Nanclares y Prieto, led by Alberto Nanclares and joined by the youthful talents of Silvia Prieto, has fast become the go to Albariño estate in Spain’s Rias Baixas with their handcrafted biodynamic/organic wines. Based in the Cambados zone, Nanclares’ estate wines are unique Atlantic influenced Albariños grown at sea level on a mix of sand, clay and granite soils that allow these wines to display a deep saline quality as well as a striking mineral core, these are as authentic and as pure as it gets, and in some cases rival classic Chablis and Mosel Rieslings in personality and expression, especially in vintages such as this 2017. The Nanclares y Prieto Tempus Vivendi comes from 6 parcels in the parroquias (or parishes) of Vilalonga, Noalla and Dorrón close to the municipality of Sanxenxo along the Atlantic coast in the famed sub zone of Val do Salnés from historic and traditional Pergola trained and grown vines that range from 25 to 40 years old.

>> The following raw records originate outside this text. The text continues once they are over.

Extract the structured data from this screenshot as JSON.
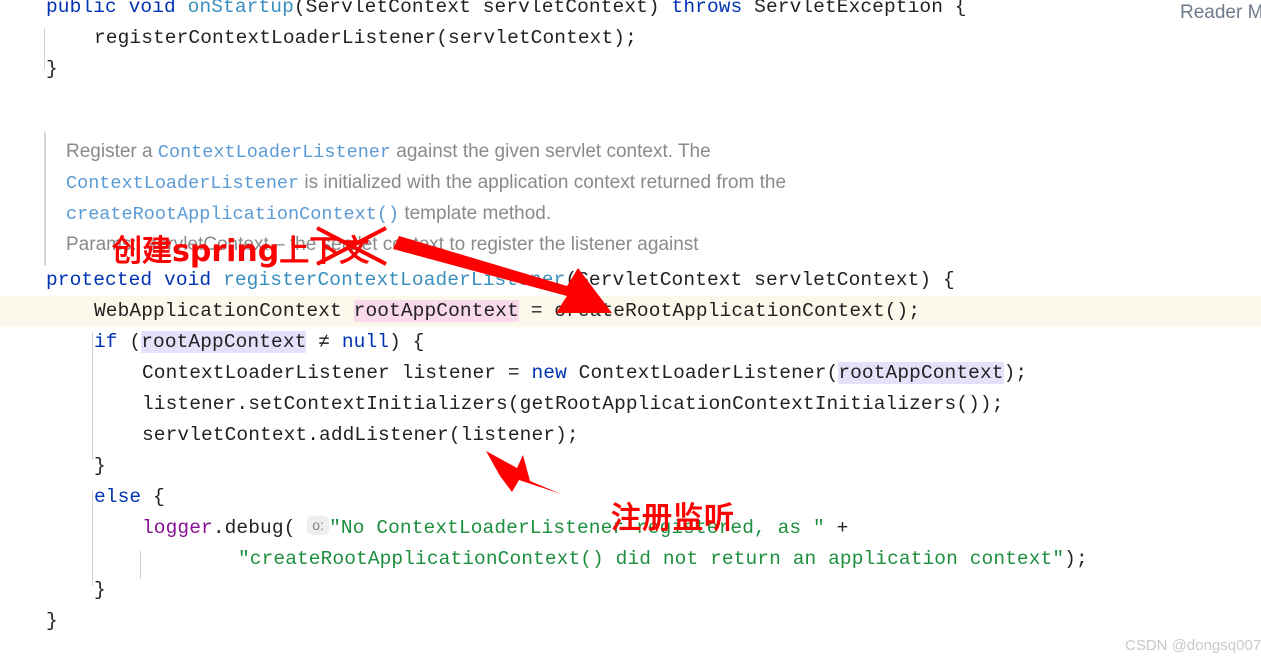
{
  "editor": {
    "reader_mode_label": "Reader M",
    "watermark": "CSDN @dongsq007",
    "param_hint": "o:",
    "colors": {
      "keyword": "#0033b3",
      "method": "#3a8fbf",
      "string": "#1d8f3f",
      "logger": "#871094",
      "doc_link": "#5b9bd5",
      "doc_text": "#8a8a8a",
      "current_line_bg": "#fcf9ec",
      "declaration_highlight": "#f9d9ea",
      "usage_highlight": "#e4e2fb",
      "annotation_red": "#fe0000"
    }
  },
  "code": {
    "l1_kw1": "public",
    "l1_kw2": "void",
    "l1_method": "onStartup",
    "l1_rest": "(ServletContext servletContext) ",
    "l1_kw3": "throws",
    "l1_tail": " ServletException {",
    "l2": "registerContextLoaderListener(servletContext);",
    "l3": "}",
    "l5_kw1": "protected",
    "l5_kw2": "void",
    "l5_method": "registerContextLoaderListener",
    "l5_rest": "(ServletContext servletContext) {",
    "l6_pre": "WebApplicationContext ",
    "l6_var": "rootAppContext",
    "l6_post": " = createRootApplicationContext();",
    "l7_kw": "if",
    "l7_a": " (",
    "l7_var": "rootAppContext",
    "l7_b": " ≠ ",
    "l7_null": "null",
    "l7_c": ") {",
    "l8_pre": "ContextLoaderListener listener = ",
    "l8_new": "new",
    "l8_mid": " ContextLoaderListener(",
    "l8_var": "rootAppContext",
    "l8_post": ");",
    "l9": "listener.setContextInitializers(getRootApplicationContextInitializers());",
    "l10": "servletContext.addListener(listener);",
    "l11": "}",
    "l12_kw": "else",
    "l12_rest": " {",
    "l13_logger": "logger",
    "l13_dot": ".debug( ",
    "l13_str": "\"No ContextLoaderListener registered, as \"",
    "l13_plus": " +",
    "l14_str": "\"createRootApplicationContext() did not return an application context\"",
    "l14_tail": ");",
    "l15": "}",
    "l16": "}"
  },
  "doc": {
    "line1_a": "Register a ",
    "line1_link": "ContextLoaderListener",
    "line1_b": " against the given servlet context. The",
    "line2_link": "ContextLoaderListener",
    "line2_b": " is initialized with the application context returned from the",
    "line3_link": "createRootApplicationContext()",
    "line3_b": " template method.",
    "line4": "Params:  servletContext – the servlet context to register the listener against"
  },
  "annotations": [
    {
      "text": "创建spring上下文"
    },
    {
      "text": "注册监听"
    }
  ]
}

This bright, but richly flavored 2017 Tempus Vivendi was pressed whole cluster and fermented in steel tank, allowing native yeasts and non malolactic conversion, to preserve its natural freshness and retain high acidity. While crisp and zippy, this Albariño was raised on the lees over winter, which adds wonderful texture and mouth feel and was bottled with very low levels of SO2, and was neither clarified or filtered. The nose has white flowers, salty stones, citrus and orchard fruits along with a brioche note all of which transfers to the palate inshore detail as well as lovely apple, peach and key lime fruits. This zesty wine is crunchy and stony with wet rock and energetic vitality, but is ripely generous and complex, making it joyous with a wide variety of cuisine options, but of course it is ultra special with sea food dishes from paella to steamed mussels, plus briny oysters and or sardines.

This bottling is a tribute to Alberto’s great passion for sailing and the wines true soulful connection to the sea, I love these wines and almost every vintage is a treat, especially the regular estate version along with this Tempus Vivendi and the tasty little Dandelion cuvee, and while limited and mostly hard to find they are well worth the extra effort it takes to get a few bottles, drink up.